Benelux, Poland, Italy, Slovenia, and DACH (Germany, Austria and Switzerland). These are the countries where Danish shipping giant Maersk is increasing fuel fees for intermodal container services in lieu of recent rise in energy prices due to the situation in the Strait of Hormuz.
The Intermodal Fuel Fee, as Maersk calls it, will impact Rail Combined Operations (RCO), trucking and, where applicable, barge and Barge Combined Operations (BCO). “Given the volatility of the current energy market”, the surcharge will be reviewed periodically to adjust them to the situation, the company highlighted. Moreover, not all fees are the same, but trucking and barge services all have a higher increase compared to rail.
How are they increasing?
In the three Benelux countries and the DACH countries, the fuel fee for trucks will rise by 7%, just like the one for barge and BCO, while the one for RCO by 4%. In both areas these increases will be valid between 30 March and 13 April. In Poland, for trucking services the rises will be +12% while for RCO 6% during the same period.
For Italy, 8% and 3% but they will be effective from 1 April and will be reviewed two weeks later.

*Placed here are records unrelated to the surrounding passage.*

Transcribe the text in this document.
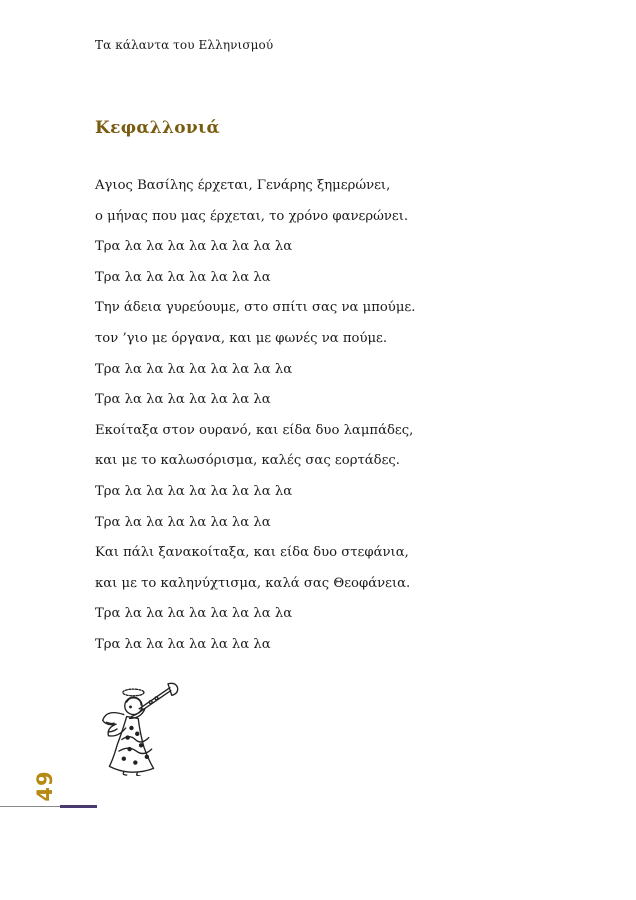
Τα κάλαντα του Ελληνισμού
Κεφαλλονιά
Αγιος Βασίλης έρχεται, Γενάρης ξημερώνει,
ο μήνας που μας έρχεται, το χρόνο φανερώνει.
Τρα λα λα λα λα λα λα λα λα
Τρα λα λα λα λα λα λα λα
Την άδεια γυρεύουμε, στο σπίτι σας να μπούμε.
τον ’γιο με όργανα, και με φωνές να πούμε.
Τρα λα λα λα λα λα λα λα λα
Τρα λα λα λα λα λα λα λα
Εκοίταξα στον ουρανό, και είδα δυο λαμπάδες,
και με το καλωσόρισμα, καλές σας εορτάδες.
Τρα λα λα λα λα λα λα λα λα
Τρα λα λα λα λα λα λα λα
Και πάλι ξανακοίταξα, και είδα δυο στεφάνια,
και με το καληνύχτισμα, καλά σας Θεοφάνεια.
Τρα λα λα λα λα λα λα λα λα
Τρα λα λα λα λα λα λα λα
49
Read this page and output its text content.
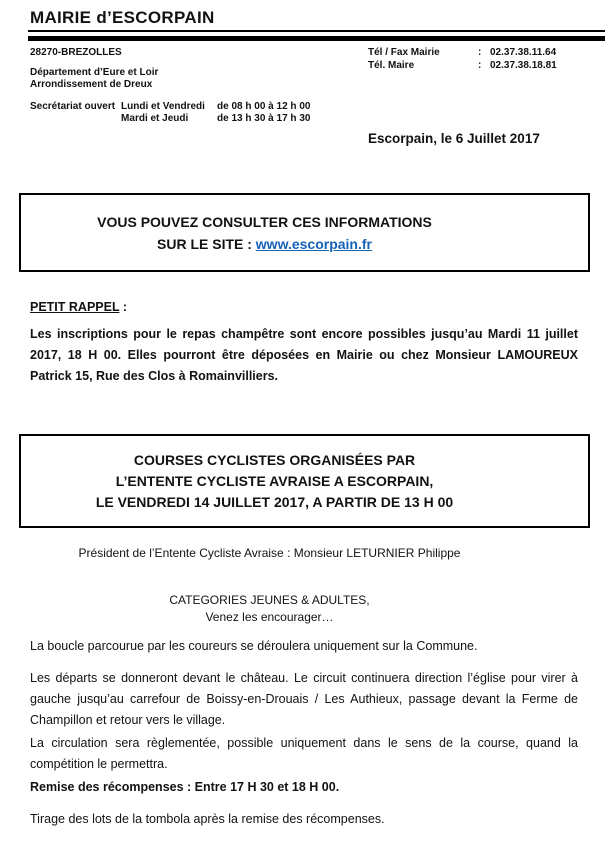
MAIRIE d’ESCORPAIN
28270-BREZOLLES
Département d’Eure et Loir
Arrondissement de Dreux
Secrétariat ouvert Lundi et Vendredi	de 08 h 00 à 12 h 00
Mardi et Jeudi	de 13 h 30 à 17 h 30
Tél / Fax Mairie	: 02.37.38.11.64
Tél. Maire	: 02.37.38.18.81
Escorpain, le 6 Juillet 2017
VOUS POUVEZ CONSULTER CES INFORMATIONS
SUR LE SITE : www.escorpain.fr
PETIT RAPPEL :
Les inscriptions pour le repas champêtre sont encore possibles jusqu’au Mardi 11 juillet 2017, 18 H 00. Elles pourront être déposées en Mairie ou chez Monsieur LAMOUREUX Patrick 15, Rue des Clos à Romainvilliers.
COURSES CYCLISTES ORGANISÉES PAR
L’ENTENTE CYCLISTE AVRAISE A ESCORPAIN,
LE VENDREDI 14 JUILLET 2017, A PARTIR DE 13 H 00
Président de l’Entente Cycliste Avraise : Monsieur LETURNIER Philippe
CATEGORIES JEUNES & ADULTES,
Venez les encourager…
La boucle parcourue par les coureurs se déroulera uniquement sur la Commune.
Les départs se donneront devant le château. Le circuit continuera direction l’église pour virer à gauche jusqu’au carrefour de Boissy-en-Drouais / Les Authieux, passage devant la Ferme de Champillon et retour vers le village.
La circulation sera règlementée, possible uniquement dans le sens de la course, quand la compétition le permettra.
Remise des récompenses : Entre 17 H 30 et 18 H 00.
Tirage des lots de la tombola après la remise des récompenses.
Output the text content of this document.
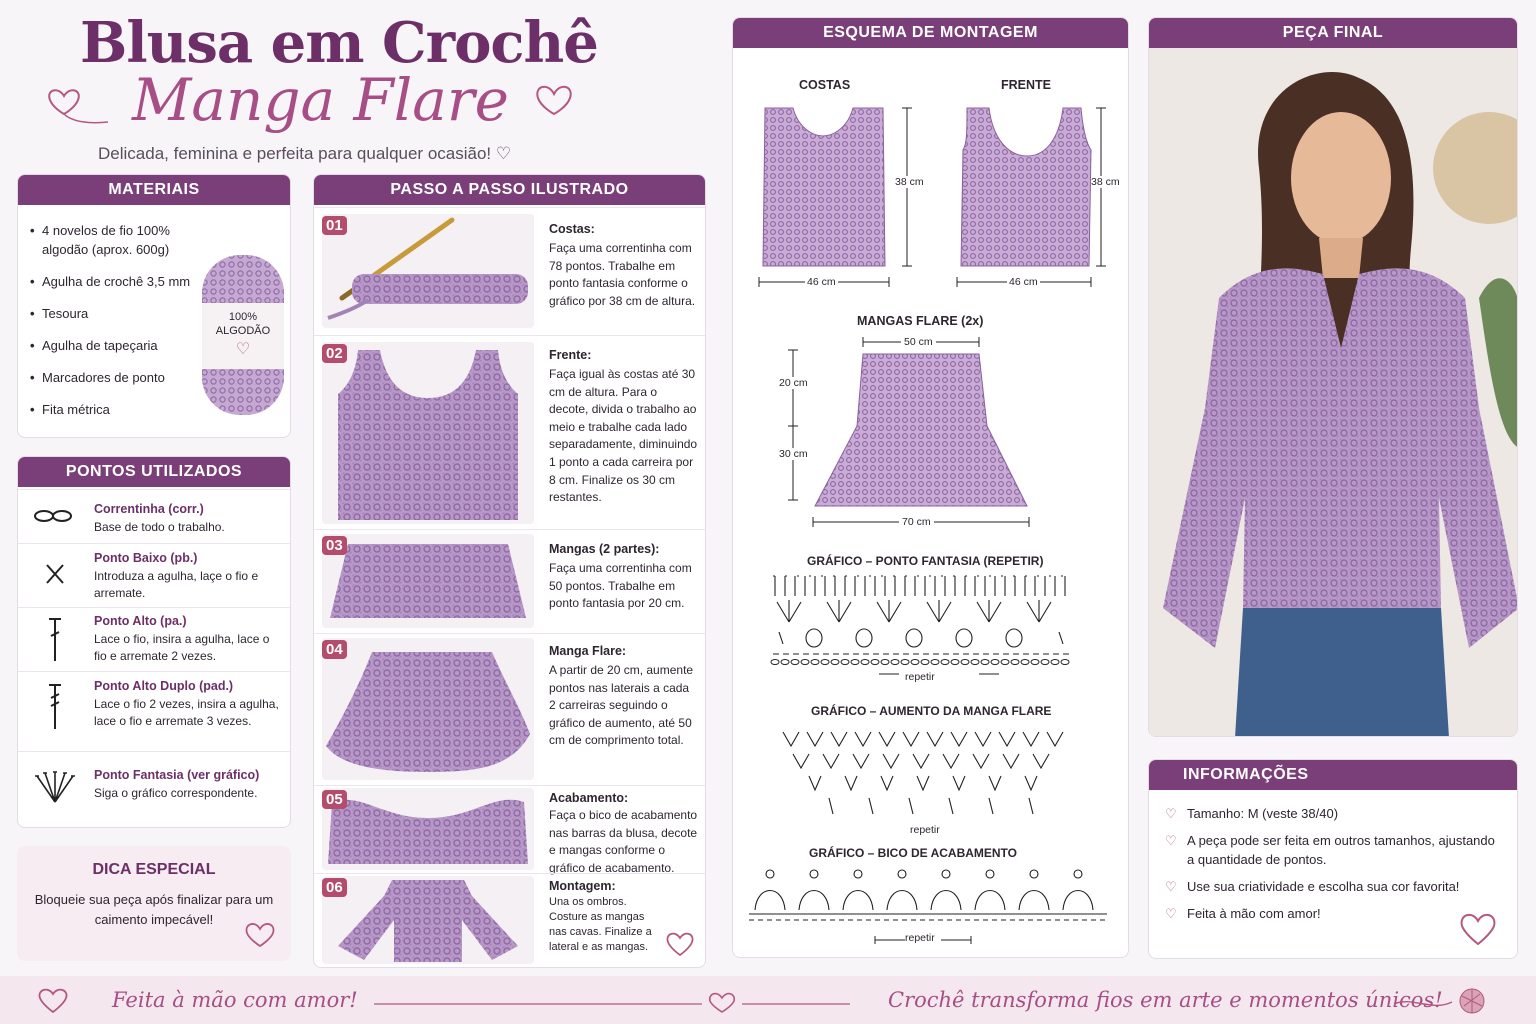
Blusa em Crochê
Manga Flare
Delicada, feminina e perfeita para qualquer ocasião! ♡
MATERIAIS
• 4 novelos de fio 100% algodão (aprox. 600g)
• Agulha de crochê 3,5 mm
• Tesoura
• Agulha de tapeçaria
• Marcadores de ponto
• Fita métrica
100%
ALGODÃO
♡
PONTOS UTILIZADOS
Correntinha (corr.)
Base de todo o trabalho.
Ponto Baixo (pb.)
Introduza a agulha, laçe o fio e arremate.
Ponto Alto (pa.)
Lace o fio, insira a agulha, lace o fio e arremate 2 vezes.
Ponto Alto Duplo (pad.)
Lace o fio 2 vezes, insira a agulha, lace o fio e arremate 3 vezes.
Ponto Fantasia (ver gráfico)
Siga o gráfico correspondente.
DICA ESPECIAL
Bloqueie sua peça após finalizar para um caimento impecável!
PASSO A PASSO ILUSTRADO
01	Costas:
Faça uma correntinha com 78 pontos. Trabalhe em ponto fantasia conforme o gráfico por 38 cm de altura.
02	Frente:
Faça igual às costas até 30 cm de altura. Para o decote, divida o trabalho ao meio e trabalhe cada lado separadamente, diminuindo 1 ponto a cada carreira por 8 cm. Finalize os 30 cm restantes.
03	Mangas (2 partes):
Faça uma correntinha com 50 pontos. Trabalhe em ponto fantasia por 20 cm.
04	Manga Flare:
A partir de 20 cm, aumente pontos nas laterais a cada 2 carreiras seguindo o gráfico de aumento, até 50 cm de comprimento total.
05	Acabamento:
Faça o bico de acabamento nas barras da blusa, decote e mangas conforme o gráfico de acabamento.
06	Montagem:
Una os ombros. Costure as mangas nas cavas. Finalize a lateral e as mangas.
ESQUEMA DE MONTAGEM
COSTAS	FRENTE
38 cm
46 cm
38 cm
46 cm
MANGAS FLARE (2x)
50 cm
20 cm
30 cm
70 cm
GRÁFICO – PONTO FANTASIA (REPETIR)
repetir
GRÁFICO – AUMENTO DA MANGA FLARE
repetir
GRÁFICO – BICO DE ACABAMENTO
repetir
PEÇA FINAL
INFORMAÇÕES
♡ Tamanho: M (veste 38/40)
♡ A peça pode ser feita em outros tamanhos, ajustando a quantidade de pontos.
♡ Use sua criatividade e escolha sua cor favorita!
♡ Feita à mão com amor!
Feita à mão com amor!	Crochê transforma fios em arte e momentos únicos!
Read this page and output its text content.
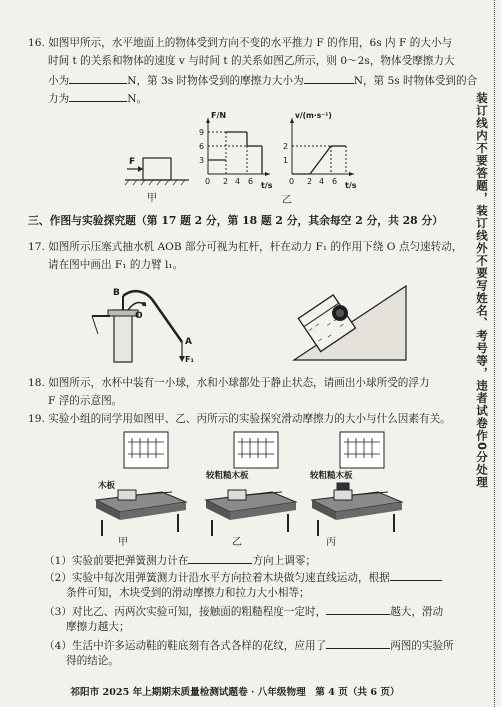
16. 如图甲所示，水平地面上的物体受到方向不变的水平推力 F 的作用，6s 内 F 的大小与
时间 t 的关系和物体的速度 v 与时间 t 的关系如图乙所示，则 0～2s，物体受摩擦力大
小为	N，第 3s 时物体受到的摩擦力大小为	N，第 5s 时物体受到的合
力为	N。
F
甲
F/N
9
6
3
0 2 4 6 t/s
v/(m·s⁻¹)
2
1
0 2 4 6 t/s
乙
三、作图与实验探究题（第 17 题 2 分，第 18 题 2 分，其余每空 2 分，共 28 分）
17. 如图所示压塞式抽水机 AOB 部分可视为杠杆，杆在动力 F₁ 的作用下绕 O 点匀速转动，
请在图中画出 F₁ 的力臂 l₁。
B
O
A
F₁
18. 如图所示，水杯中装有一小球，水和小球都处于静止状态，请画出小球所受的浮力
F 浮的示意图。
19. 实验小组的同学用如图甲、乙、丙所示的实验探究滑动摩擦力的大小与什么因素有关。
木板
较粗糙木板	较粗糙木板
甲	乙	丙
（1）实验前要把弹簧测力计在	方向上调零；
（2）实验中每次用弹簧测力计沿水平方向拉着木块做匀速直线运动，根据
条件可知，木块受到的滑动摩擦力和拉力大小相等；
（3）对比乙、丙两次实验可知，接触面的粗糙程度一定时，	越大，滑动
摩擦力越大；
（4）生活中许多运动鞋的鞋底刻有各式各样的花纹，应用了	两图的实验所
得的结论。
祁阳市 2025 年上期期末质量检测试题卷 · 八年级物理　第 4 页（共 6 页）
装订线内不要答题，装订线外不要写姓名、考号等，违者试卷作0分处理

In Slovenia, Maersk will implement a 4% Intermodal Fuel Fee but only for trucks which will be applied for the whole month of April and will then be reviewed on a monthly basis.
‘Unprecedented cost environment’
The war on Iran and the consequent closure of the Strait of Hormuz has choked the passageway of 20% of the world’s fuel supply, causing prices to skyrocket. The situation is dire, and an end does seem to be in sight. Maersk defined it as an “unprecedented cost environment” that “continues to place significant pressure on logistics and intermodal transportation markets”.